Apple Music Africa Now Best Songs 2025: Burna Boy’s “Love” tops the list, with Asake, Davido, Rema, Wizkid & rising star FOLA dominating Afrobeats’ biggest year.
As 2025 draws to a close, Apple Music’s official “Africa Now: Best Songs of the Year” playlist has spoken and Afrobeats has never sounded this dominant, diverse, or defiant. Ten tracks, zero fillers.
Here’s why this list is the definitive soundtrack of the continent right now.
Leading the pack at #1 is Burna Boy’s “Love,” a mid-tempo masterpiece that blends his signature Afro-fusion with raw vulnerability. Released mid-year, it became the ultimate wedding and proposal song across Nigeria, Ghana, and Kenya, racking up over 600 million streams in six months.
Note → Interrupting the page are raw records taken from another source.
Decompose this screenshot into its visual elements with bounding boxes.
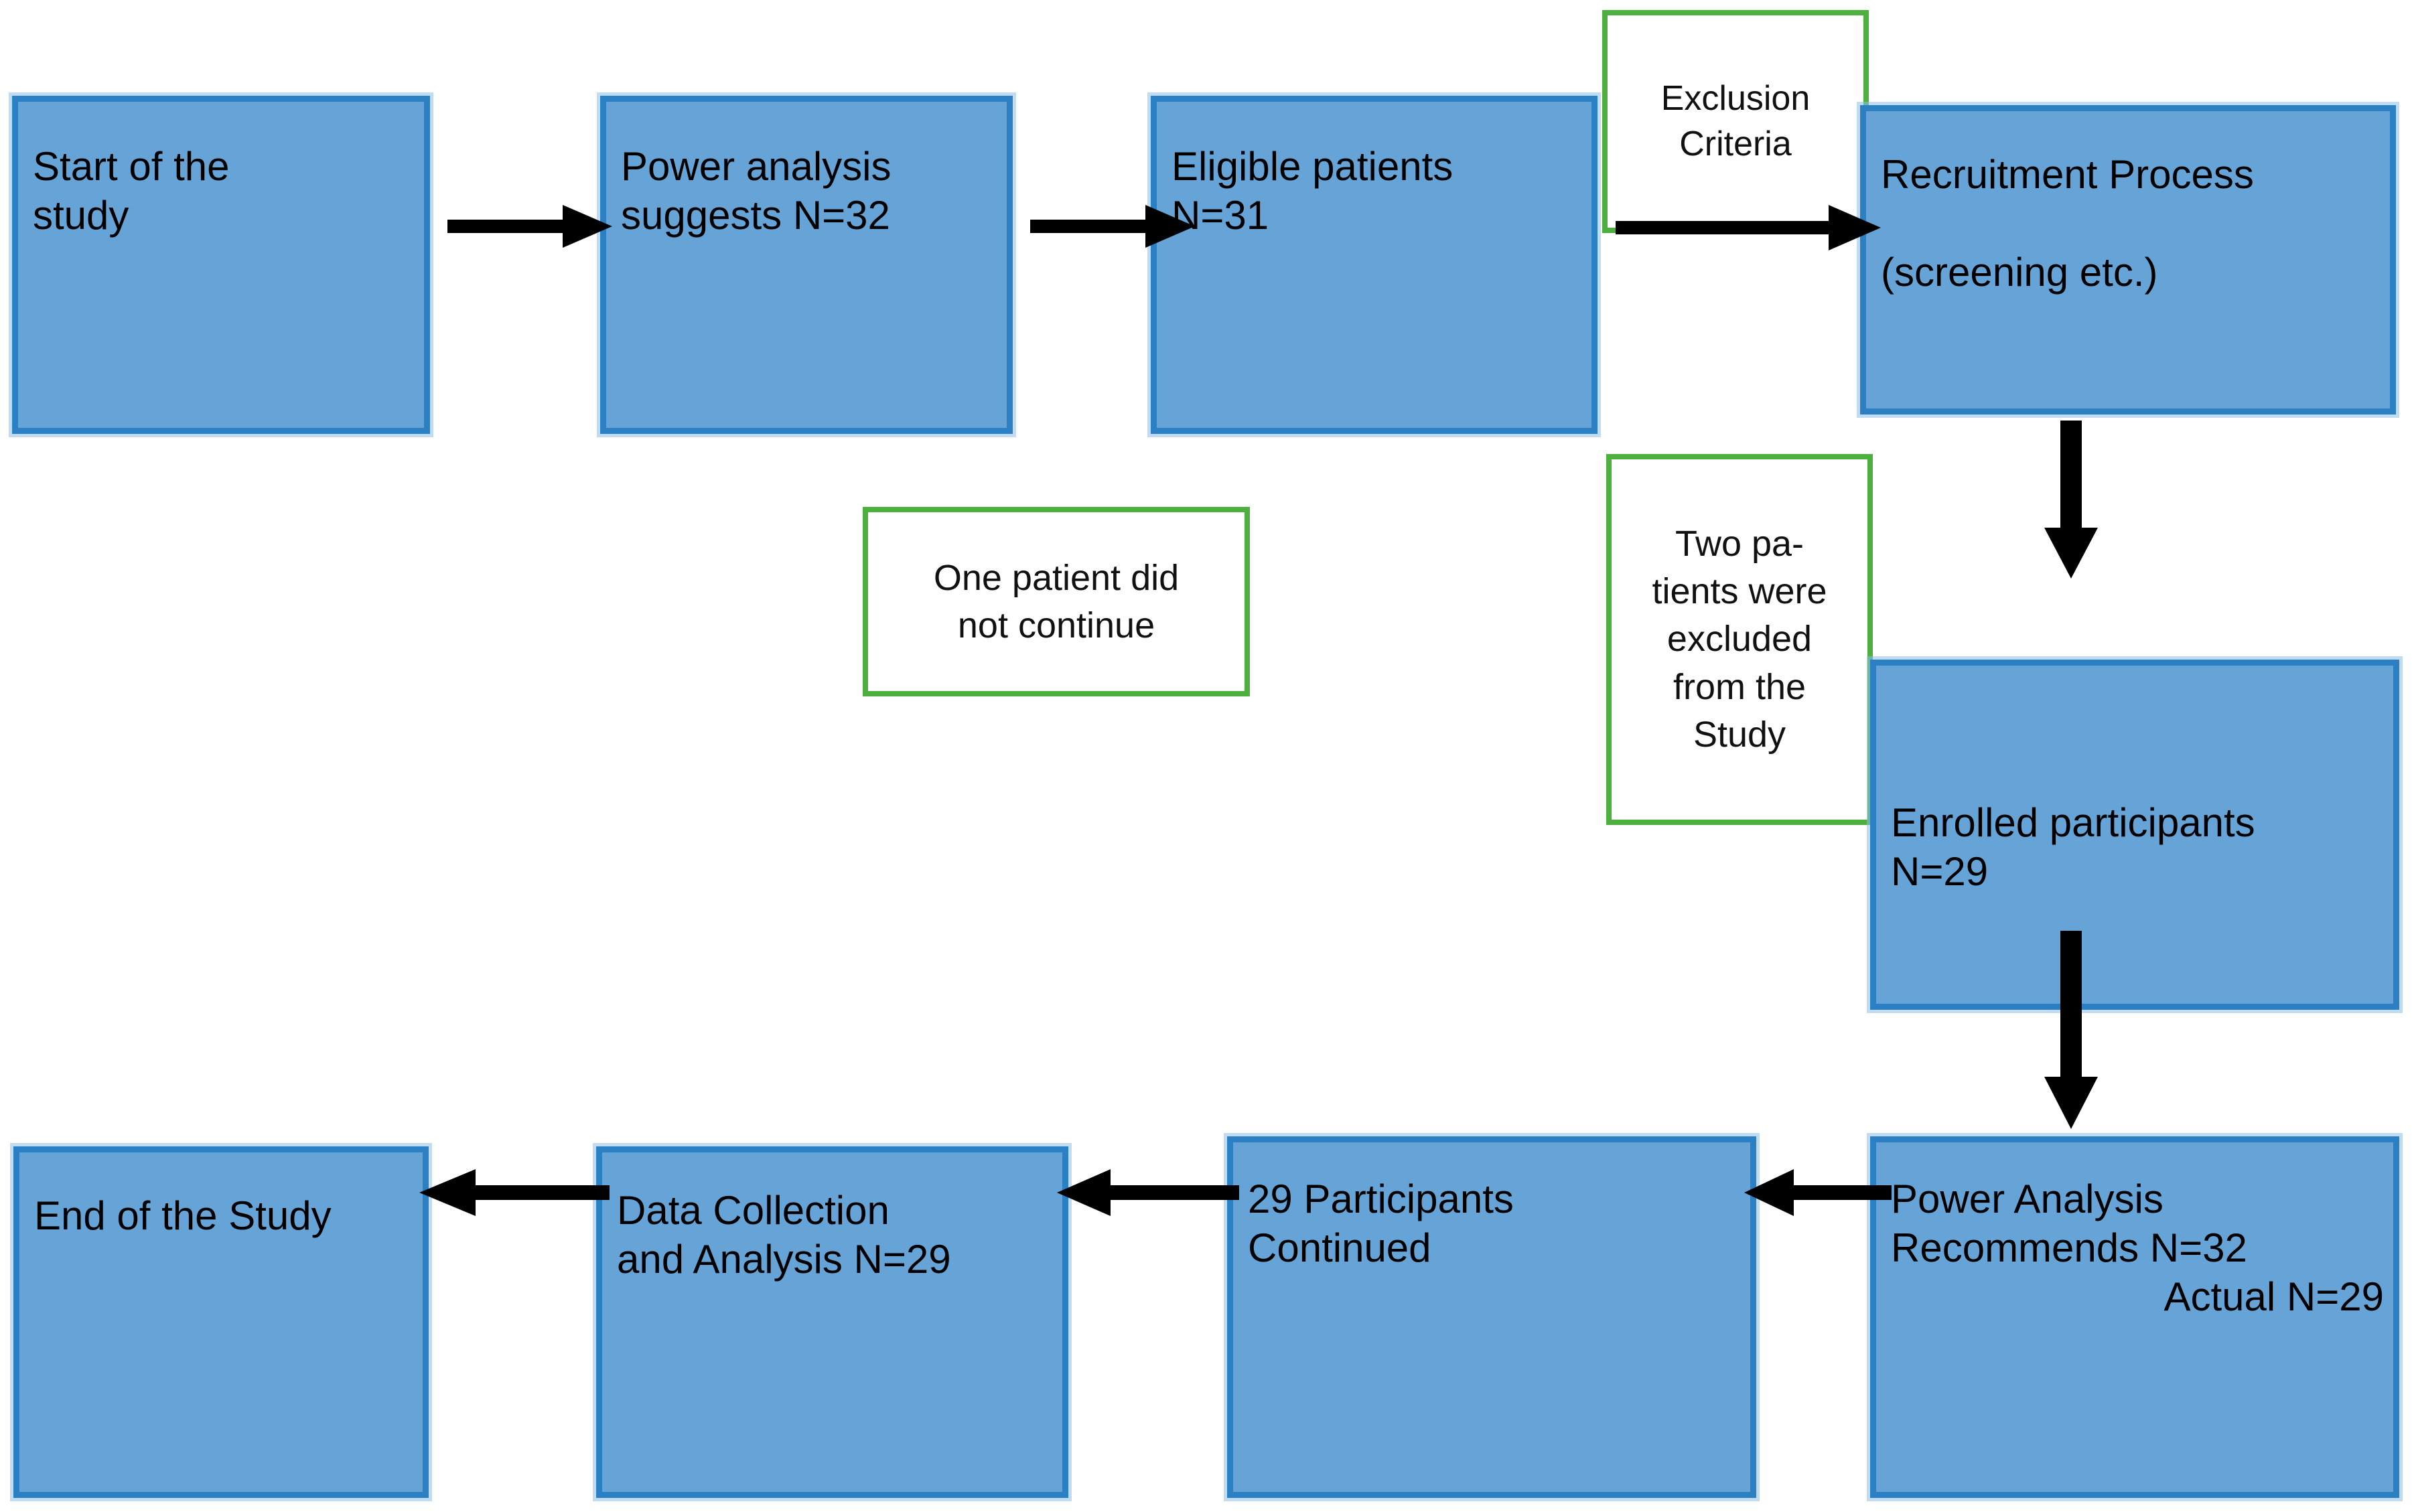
note-exclusion-criteria-label: Exclusion Criteria (1660, 78, 1811, 163)
note-one-patient-did-not-continue[interactable]: One patient did not continue (863, 507, 1250, 696)
node-data-collection-analysis[interactable]: Data Collection and Analysis N=29 (596, 1146, 1068, 1498)
edge-start-to-power-analysis (447, 201, 615, 252)
node-power-analysis-suggests[interactable]: Power analysis suggests N=32 (600, 96, 1013, 434)
node-recruitment-process-label: Recruitment Process (screening etc.) (1881, 152, 2254, 295)
node-29-participants-continued[interactable]: 29 Participants Continued (1227, 1136, 1756, 1498)
edge-power-analysis-to-eligible (1030, 201, 1198, 252)
node-start-of-study[interactable]: Start of the study (12, 96, 430, 434)
node-data-collection-analysis-label: Data Collection and Analysis N=29 (617, 1188, 951, 1282)
node-end-of-study[interactable]: End of the Study (13, 1146, 429, 1498)
node-end-of-study-label: End of the Study (34, 1193, 332, 1238)
node-power-analysis-suggests-label: Power analysis suggests N=32 (621, 144, 892, 238)
node-29-participants-continued-label: 29 Participants Continued (1248, 1177, 1514, 1271)
node-power-analysis-recommends-line1: Power Analysis (1891, 1177, 2163, 1221)
node-eligible-patients-label: Eligible patients N=31 (1172, 144, 1453, 238)
node-enrolled-participants[interactable]: Enrolled participants N=29 (1870, 660, 2399, 1010)
edge-recruitment-to-enrolled (2040, 421, 2102, 581)
node-power-analysis-recommends[interactable]: Power Analysis Recommends N=32 Actual N=… (1870, 1136, 2399, 1498)
node-power-analysis-recommends-line3: Actual N=29 (2163, 1274, 2384, 1319)
note-two-patients-label: Two pa- tients were excluded from the St… (1652, 523, 1827, 755)
edge-data-collection-to-end-of-study (419, 1166, 610, 1219)
edge-power-analysis-recommends-to-continued (1744, 1166, 1892, 1219)
note-two-patients-excluded[interactable]: Two pa- tients were excluded from the St… (1606, 454, 1873, 825)
edge-eligible-to-recruitment (1616, 201, 1884, 254)
edge-enrolled-to-power-analysis-recommends (2040, 931, 2102, 1132)
node-start-of-study-label: Start of the study (33, 144, 230, 238)
note-exclusion-criteria[interactable]: Exclusion Criteria (1602, 10, 1869, 233)
node-power-analysis-recommends-line2: Recommends N=32 (1891, 1225, 2247, 1270)
node-eligible-patients[interactable]: Eligible patients N=31 (1151, 96, 1598, 434)
node-enrolled-participants-label: Enrolled participants N=29 (1891, 800, 2255, 895)
note-one-patient-label: One patient did not continue (933, 558, 1180, 646)
node-recruitment-process[interactable]: Recruitment Process (screening etc.) (1860, 105, 2396, 414)
edge-continued-to-data-collection (1057, 1166, 1239, 1219)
That gravelly hook— If no be you, I no want love” is now tattooed on more arms than we can count.
Asake holds the silver medal with “WHY LOVE,” a philosophical Amapiano laced banger that questions toxic relationships while making you two-step at the same time.
The track’s log drum and Yoruba proverbs went viral on TikTok, spawning the #WhyLoveChallenge that even grandmothers joined.
Davido makes two appearances, proving he’s still the king of collaborations. “With You” featuring Omah Lay is pure R&B nostalgia—a slow-burn duet about ride-or-die romance that dominated Valentine’s playlists.
His second entry, “Funds” with ODUMODUBLVCK and Chike, is the opposite: a braggadocious street anthem celebrating wealth and loyalty, complete with Igbo rap verses and gospel-tinged harmonies.
Rema’s “Baby (Is It A Crime)” sits pretty at #4, continuing his global takeover. The song’s infectious “Calm down” spiritual successor mixes Afro-rave with Bollywood strings, becoming the most Shazamed African track in India this year.
Rising star FOLA makes history with two entries in the same top 10, an unheard of feat for a newcomer. “lost” with Kizz Daniel is melancholic Afropop gold about heartbreak and redemption, while “Very Soon” alongside BNXN (Buju) is the motivational street hymn every hustler added to their morning playlist.
Seyi Vibez reps the streets hard with “MARIO KART,” a fast-paced record comparing life’s hustle to the Nintendo game—sharp turns, power-ups, and never looking back.
He also appears on the star-studded “99” with Olamide, Asake, and Young Jonn, a chaotic, celebratory posse cut that feels like a Lagos carnival in audio form.
Wizkid rounds out the list at #9 with “Bad Girl” featuring Asake, the most anticipated link-up of the year. It’s moody, minimalist, and addictive; the moment Wiz croons “She’s a bad girl, but she’s my bad girl,” clubs from London to Johannesburg lose their minds.
This top 10 isn’t just a list—it’s a movement. It proves Afrobeats has fully matured: blending introspection with party starters, street credibility with global appeal, and Yoruba, Igbo, and Pidgin into a universal language.
From Burna’s throne to FOLA’s meteoric rise, 2025 belonged to Africa, and these 10 songs were the soundtrack.